1. günümüzün aksiyon sahnelerinde ki storytelling, fazla "tek perspektifli" gibi geliyor bana. mesela bruce lee ya da jackie chan'in dövüş sahnelerinde, gittikçe öfkelenen yüzler görmüyorsun sadece. yani final sahnesini boostlamak için seyirciye uygulanan miligram deneyi'nin dışına çıkılıyor. bir sonraki hamlenin hesaplanmaya çalışıldığını, refleksif hataları, anlık acıları, dikkat dağılması ve toplanması.. karakterlerin nasıl düşündüğünü görüyorsun. bu bazen gerçekçi bazense çok kurgusal gibi dursa da, sana anlattığı hikayeyi yiyorsun bilerek. en azından tek bir perspektif de bakmıyorsun.

    sanırım wick ve daredevil (dizi)'in aksiyon sahnelerinde ki başarısının nedenlerinden biri bu. yine de sürekli vurgulanan gerçekçilik temasının o kadar önemli olduğunu düşünmüyorum. yani karakter, kurgusal bir olay içerisinde kendi yapısına uygun hareket ederken bize bazı şeyleri yedirmesi, ille de gerçekçiliği yüzünden olmuyor, bizim bunu kabullenerek yine de içine girdiğimiz sahneler var.

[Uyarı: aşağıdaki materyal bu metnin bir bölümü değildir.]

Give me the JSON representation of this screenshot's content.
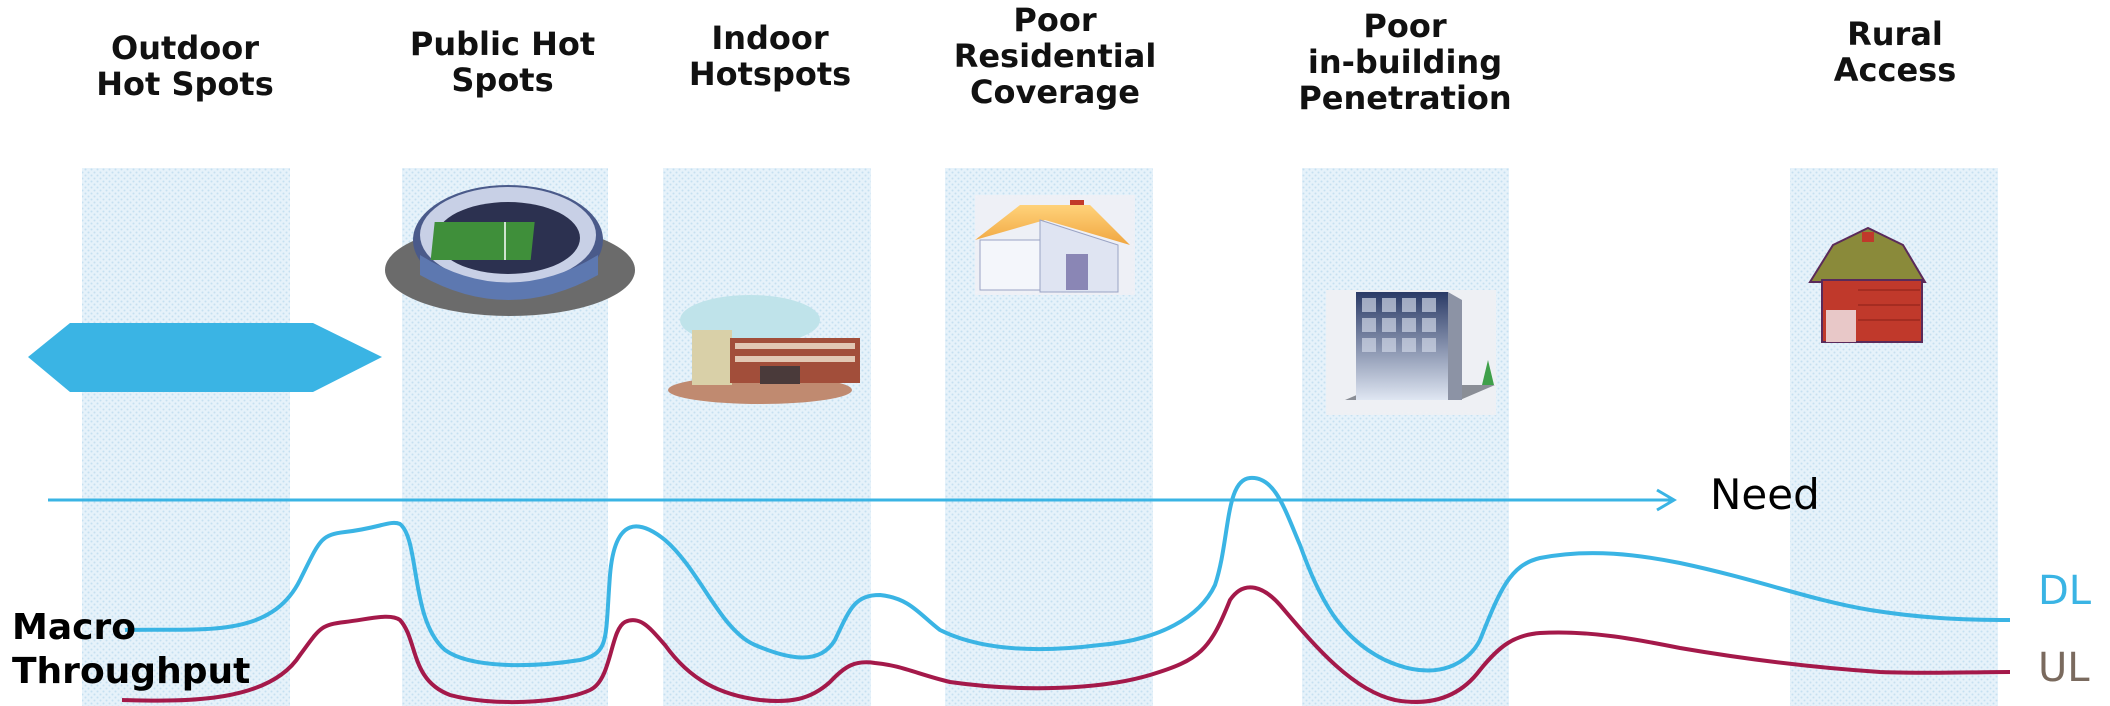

    buna rağmen holivud final dövüşleri/yavaş çekimler/hızlı çekimler ile bize asıl görmek istediğimiz dışında her şeyi göstererek hikayeyi konsantre bir adrenalin ile takas etmeye çalışıyor. çünkü bize ne hikayeyi ne duygu geçirebilmiş bir filmde "en azından cool bir sahne görelim değil mi?"